Let me show you an example: https://trace.ncbi.nlm.nih.gov/Traces/index.html?view=run_browser&acc=SRR16093385&display=metadata
This data contains two reads, R1 and R2. The read length of R1 and R2 are the same 150bp.
However, this experiment is performed following 10x 3'library protocol. In the method section, it described as below:
The scRNA-seq libraries were generated using the 10x Genomics Chromium Controller Instrument and Chromium Single Cell 30 V3 Reagent Kits (10x Genomics). Briefly, cells were concentrated to 1,000 cells/mL and approximately 8,000–10,000 cells were loaded into each channel to generate single-cell gel bead-in-emulsions (GEM), which resulted in the expected mRNA barcoding of 3,000–8,000 single cells for each sample. After the reverse transcription step, GEMs were broken and barcoded cDNA was purified and amplified. The amplified barcoded cDNA was fragmented, A-tailed, ligated with adaptors and index PCR amplified. The final libraries were quantified using a Qubit High Sensitivity DNA assay (Thermo Fisher Scientific) and the size distribution of these libraries was determined by a High Sensitivity DNA chip on a Bioanalyzer 2200 (Agilent). All libraries were then sequenced by an Illumina sequencer (Illumina) on a 150 bp paired-end run.

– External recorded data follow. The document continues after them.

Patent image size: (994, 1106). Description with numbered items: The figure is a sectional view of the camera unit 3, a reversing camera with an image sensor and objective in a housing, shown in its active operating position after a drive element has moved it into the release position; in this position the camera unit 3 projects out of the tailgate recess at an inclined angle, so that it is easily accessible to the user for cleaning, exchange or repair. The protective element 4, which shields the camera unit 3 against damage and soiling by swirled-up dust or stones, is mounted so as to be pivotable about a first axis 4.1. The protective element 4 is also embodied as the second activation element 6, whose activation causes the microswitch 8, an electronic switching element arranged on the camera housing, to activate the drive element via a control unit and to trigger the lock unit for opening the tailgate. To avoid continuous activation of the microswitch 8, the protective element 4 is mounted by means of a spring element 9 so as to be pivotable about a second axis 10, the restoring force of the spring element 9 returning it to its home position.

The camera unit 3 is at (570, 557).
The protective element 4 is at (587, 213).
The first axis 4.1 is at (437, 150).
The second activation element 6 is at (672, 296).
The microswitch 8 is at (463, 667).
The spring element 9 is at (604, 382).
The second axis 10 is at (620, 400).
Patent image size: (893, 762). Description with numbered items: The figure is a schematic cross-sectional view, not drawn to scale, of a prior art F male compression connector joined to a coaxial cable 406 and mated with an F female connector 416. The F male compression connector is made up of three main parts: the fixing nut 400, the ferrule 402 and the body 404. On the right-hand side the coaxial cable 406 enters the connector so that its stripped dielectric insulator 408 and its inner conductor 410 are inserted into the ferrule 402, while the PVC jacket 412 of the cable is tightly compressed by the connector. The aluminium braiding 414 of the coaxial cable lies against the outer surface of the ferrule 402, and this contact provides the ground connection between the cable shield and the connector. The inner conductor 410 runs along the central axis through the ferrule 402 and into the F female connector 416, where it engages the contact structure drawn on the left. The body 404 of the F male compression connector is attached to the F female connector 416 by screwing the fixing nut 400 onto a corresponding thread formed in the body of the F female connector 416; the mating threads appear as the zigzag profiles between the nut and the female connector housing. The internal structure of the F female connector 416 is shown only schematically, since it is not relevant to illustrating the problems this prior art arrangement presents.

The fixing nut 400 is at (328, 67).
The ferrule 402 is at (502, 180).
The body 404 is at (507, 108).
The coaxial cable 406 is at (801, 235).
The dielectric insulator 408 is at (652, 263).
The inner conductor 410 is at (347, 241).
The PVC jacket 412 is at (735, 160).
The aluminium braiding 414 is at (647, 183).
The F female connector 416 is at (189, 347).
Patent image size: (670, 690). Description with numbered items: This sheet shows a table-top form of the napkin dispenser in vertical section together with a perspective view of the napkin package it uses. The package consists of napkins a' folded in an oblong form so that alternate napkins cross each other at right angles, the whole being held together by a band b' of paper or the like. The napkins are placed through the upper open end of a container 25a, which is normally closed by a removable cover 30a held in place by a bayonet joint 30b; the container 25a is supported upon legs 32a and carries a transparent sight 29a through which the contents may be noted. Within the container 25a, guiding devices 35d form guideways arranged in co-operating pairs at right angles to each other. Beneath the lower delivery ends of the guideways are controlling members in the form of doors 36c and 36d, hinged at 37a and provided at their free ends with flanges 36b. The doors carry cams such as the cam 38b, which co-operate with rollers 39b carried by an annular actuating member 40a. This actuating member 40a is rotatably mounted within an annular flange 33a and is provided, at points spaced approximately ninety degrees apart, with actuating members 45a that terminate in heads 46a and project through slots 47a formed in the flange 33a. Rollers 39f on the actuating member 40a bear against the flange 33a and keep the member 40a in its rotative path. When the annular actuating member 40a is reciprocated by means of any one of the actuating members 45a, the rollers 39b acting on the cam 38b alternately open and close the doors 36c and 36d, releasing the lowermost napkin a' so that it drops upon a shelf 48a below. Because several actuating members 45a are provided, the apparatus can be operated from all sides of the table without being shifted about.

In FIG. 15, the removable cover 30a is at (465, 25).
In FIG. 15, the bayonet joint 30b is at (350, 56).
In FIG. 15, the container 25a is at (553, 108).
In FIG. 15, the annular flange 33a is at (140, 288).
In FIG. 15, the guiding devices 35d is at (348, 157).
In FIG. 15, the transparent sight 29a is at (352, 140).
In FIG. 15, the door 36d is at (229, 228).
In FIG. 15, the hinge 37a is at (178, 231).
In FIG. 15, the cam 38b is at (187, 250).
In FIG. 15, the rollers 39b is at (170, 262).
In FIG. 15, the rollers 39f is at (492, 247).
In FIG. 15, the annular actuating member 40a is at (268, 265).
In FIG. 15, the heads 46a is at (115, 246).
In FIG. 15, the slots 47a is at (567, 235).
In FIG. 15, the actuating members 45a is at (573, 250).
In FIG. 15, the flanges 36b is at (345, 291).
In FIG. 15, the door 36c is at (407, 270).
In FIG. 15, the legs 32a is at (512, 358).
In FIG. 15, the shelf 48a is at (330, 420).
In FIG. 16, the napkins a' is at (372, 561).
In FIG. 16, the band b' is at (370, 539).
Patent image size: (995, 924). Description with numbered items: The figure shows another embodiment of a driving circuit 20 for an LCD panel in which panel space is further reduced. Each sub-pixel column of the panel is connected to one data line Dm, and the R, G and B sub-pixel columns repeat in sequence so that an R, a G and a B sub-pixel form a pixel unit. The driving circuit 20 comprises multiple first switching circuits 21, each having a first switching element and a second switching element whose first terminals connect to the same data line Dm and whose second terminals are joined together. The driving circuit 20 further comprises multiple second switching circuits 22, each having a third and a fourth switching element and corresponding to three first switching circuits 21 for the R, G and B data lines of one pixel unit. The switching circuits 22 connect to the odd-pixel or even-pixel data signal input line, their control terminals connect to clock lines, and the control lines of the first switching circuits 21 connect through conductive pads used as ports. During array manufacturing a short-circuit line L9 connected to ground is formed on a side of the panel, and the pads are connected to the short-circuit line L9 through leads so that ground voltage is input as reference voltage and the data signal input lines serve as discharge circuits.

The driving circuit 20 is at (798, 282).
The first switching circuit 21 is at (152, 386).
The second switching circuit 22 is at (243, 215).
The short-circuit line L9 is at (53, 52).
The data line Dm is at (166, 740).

Generally, fastq files from 10x 3' library should be I1, R1 and R2. The R1 only contains UMI and barcode, hence the length of R1 is far less than R2. According to this paper, they generated the double strand cDNA, in which both strands have UMI and barcode (I think? ). It seems to be reasonable to generate two fastq files that have equal read length like a pair-end sequencing data.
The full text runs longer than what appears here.